Cook the Pasta: Bring a large pot of salted water to a boil and cook the spaghetti or fettuccine according to the package instructions. Once done, reserve 1 cup of pasta water and drain the rest. Set the pasta aside.
Cook the Chicken: While the pasta is cooking, season the chicken breasts with salt and pepper. Heat olive oil in a large skillet over medium heat and cook the chicken for 5-7 minutes per side, until golden brown and cooked through (internal temperature of 165°F). Slice the chicken into strips and set aside.

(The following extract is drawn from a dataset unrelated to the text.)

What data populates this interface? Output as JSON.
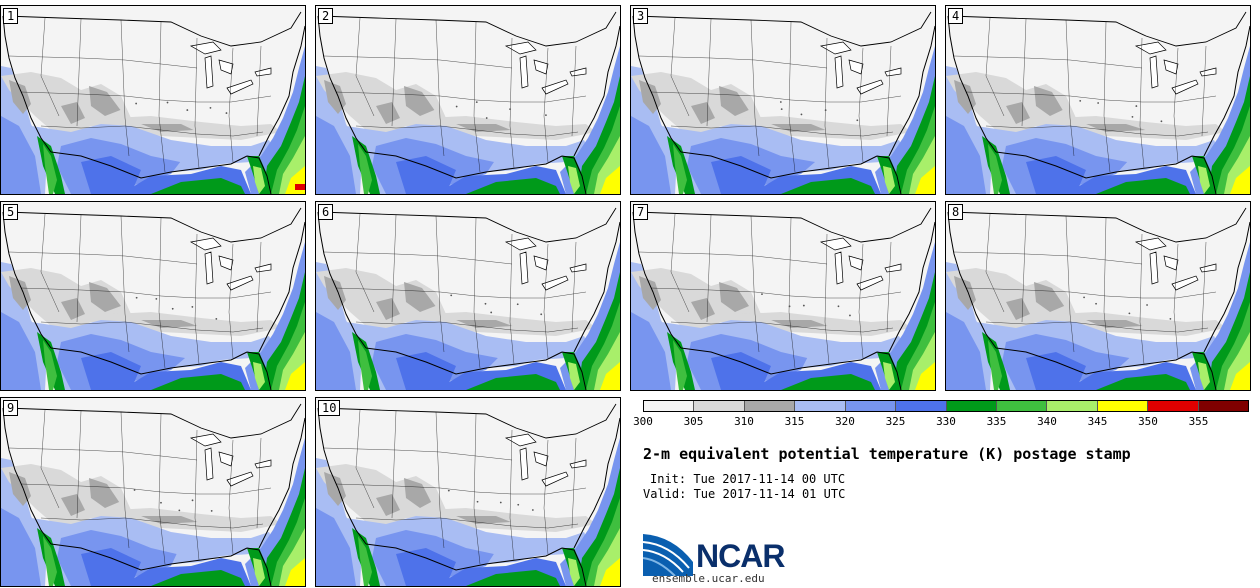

Prepare the Sauce: In a large bowl, whisk together the eggs, egg yolk, Parmesan cheese, and black pepper until smooth and well combined.
Combine Pasta and Sauce: Add the hot, drained pasta to the skillet (off the heat) with a small splash of reserved pasta water to loosen the sauce. Quickly pour the egg mixture over the pasta, tossing vigorously to combine until the sauce becomes creamy. Add more pasta water if necessary to achieve the desired creaminess.
Add the Chicken: Gently toss in the sliced chicken, ensuring everything is evenly coated with the creamy sauce.
Serve: Divide the Chicken Carbonara into serving plates. Garnish with extra Parmesan and freshly ground black pepper if desired, then serve immediately.